Not necessary. It does happen to our SkyActiv-G gasoline engines under cold temperature. Many gasoline engine CX-5 owners don't aware of oil dilution issue during winter time mainly because they don't bother to check oil level in cold weather and simply assume the oil level is fine like in summer time. Once weather is getting warmer, the fuel in diluted oil once again got burned off and oil level go back to normal. See this 8 pages of discussion:That's strictly a diesel issue.
Here's my 2 bits since I'm the one who started this thread.
This issue is only present if you live in a cold climate. Starting and idling the vehicle, longer warm up times, all add to the problem.
I've done a few oil samples and the winter months are terrible (as high as 11% fuel contamination). During the spring/summer the oil does not move up or down and the sample has been tested fine.
During the winter, my oil level definitely rises, I have tried blocking part of the rad off. Tried running premium fuel. So far anything I try does not help the problem.
The only fix I found is to NOT check the oil.

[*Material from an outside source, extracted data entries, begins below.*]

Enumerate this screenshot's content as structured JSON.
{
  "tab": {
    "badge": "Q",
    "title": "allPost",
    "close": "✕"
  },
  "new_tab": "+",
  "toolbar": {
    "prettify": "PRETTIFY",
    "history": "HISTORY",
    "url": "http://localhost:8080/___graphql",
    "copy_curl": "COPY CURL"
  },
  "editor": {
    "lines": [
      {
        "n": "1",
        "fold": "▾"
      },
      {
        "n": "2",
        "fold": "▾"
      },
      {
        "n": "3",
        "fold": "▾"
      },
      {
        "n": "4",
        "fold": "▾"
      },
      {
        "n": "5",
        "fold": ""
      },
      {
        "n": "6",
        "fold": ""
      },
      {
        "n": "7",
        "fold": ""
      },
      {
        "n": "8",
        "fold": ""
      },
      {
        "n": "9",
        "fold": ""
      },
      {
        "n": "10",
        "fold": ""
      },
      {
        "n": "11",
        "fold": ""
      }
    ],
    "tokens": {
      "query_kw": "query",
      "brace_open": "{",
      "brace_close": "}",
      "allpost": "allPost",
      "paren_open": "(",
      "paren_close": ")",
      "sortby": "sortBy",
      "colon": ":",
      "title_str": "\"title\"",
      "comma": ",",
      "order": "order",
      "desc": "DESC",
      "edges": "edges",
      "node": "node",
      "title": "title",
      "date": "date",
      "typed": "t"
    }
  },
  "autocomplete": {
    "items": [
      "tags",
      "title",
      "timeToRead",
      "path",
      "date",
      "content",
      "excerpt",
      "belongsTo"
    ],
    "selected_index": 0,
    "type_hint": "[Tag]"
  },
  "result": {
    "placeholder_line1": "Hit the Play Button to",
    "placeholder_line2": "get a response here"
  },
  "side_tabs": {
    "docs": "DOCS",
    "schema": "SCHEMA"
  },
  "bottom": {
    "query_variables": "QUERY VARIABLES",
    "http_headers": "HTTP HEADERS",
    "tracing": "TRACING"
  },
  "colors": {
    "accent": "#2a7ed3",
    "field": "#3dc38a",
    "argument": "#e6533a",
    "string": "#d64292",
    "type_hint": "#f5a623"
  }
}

You might experience some FD in cold weather or if you are short tripping and not allowing the engine to operate at full temperatures. On average the Mazda engines seem to be better in handling the FD. Obviously the aforementioned Honda 1.5 is a real problem and the turbo may play a part, something we don’t have to worry about.
Yeah plus they contain less oil being tiny 1.5L engines so any fuel getting in means a higher ratio. Isn't like 5-8% within the safety range?
Yeah plus they contain less oil being tiny 1.5L engines so any fuel getting in means a higher ratio. Isn't like 5-8% within the safety range?
Look at the picture of analysis report under Post #1 under https://www.bobistheoilguy.com/forums/ubbthreads.php/topics/4341225/1
Dude only had like 4k miles on oil. If I'm reading this right, over 5% fuel dilution..... yikes!!!
Again thats for Honda's 1.5l turbo. I wonder how mazda's 2.5l T stacks up against the fight of fuel dilution.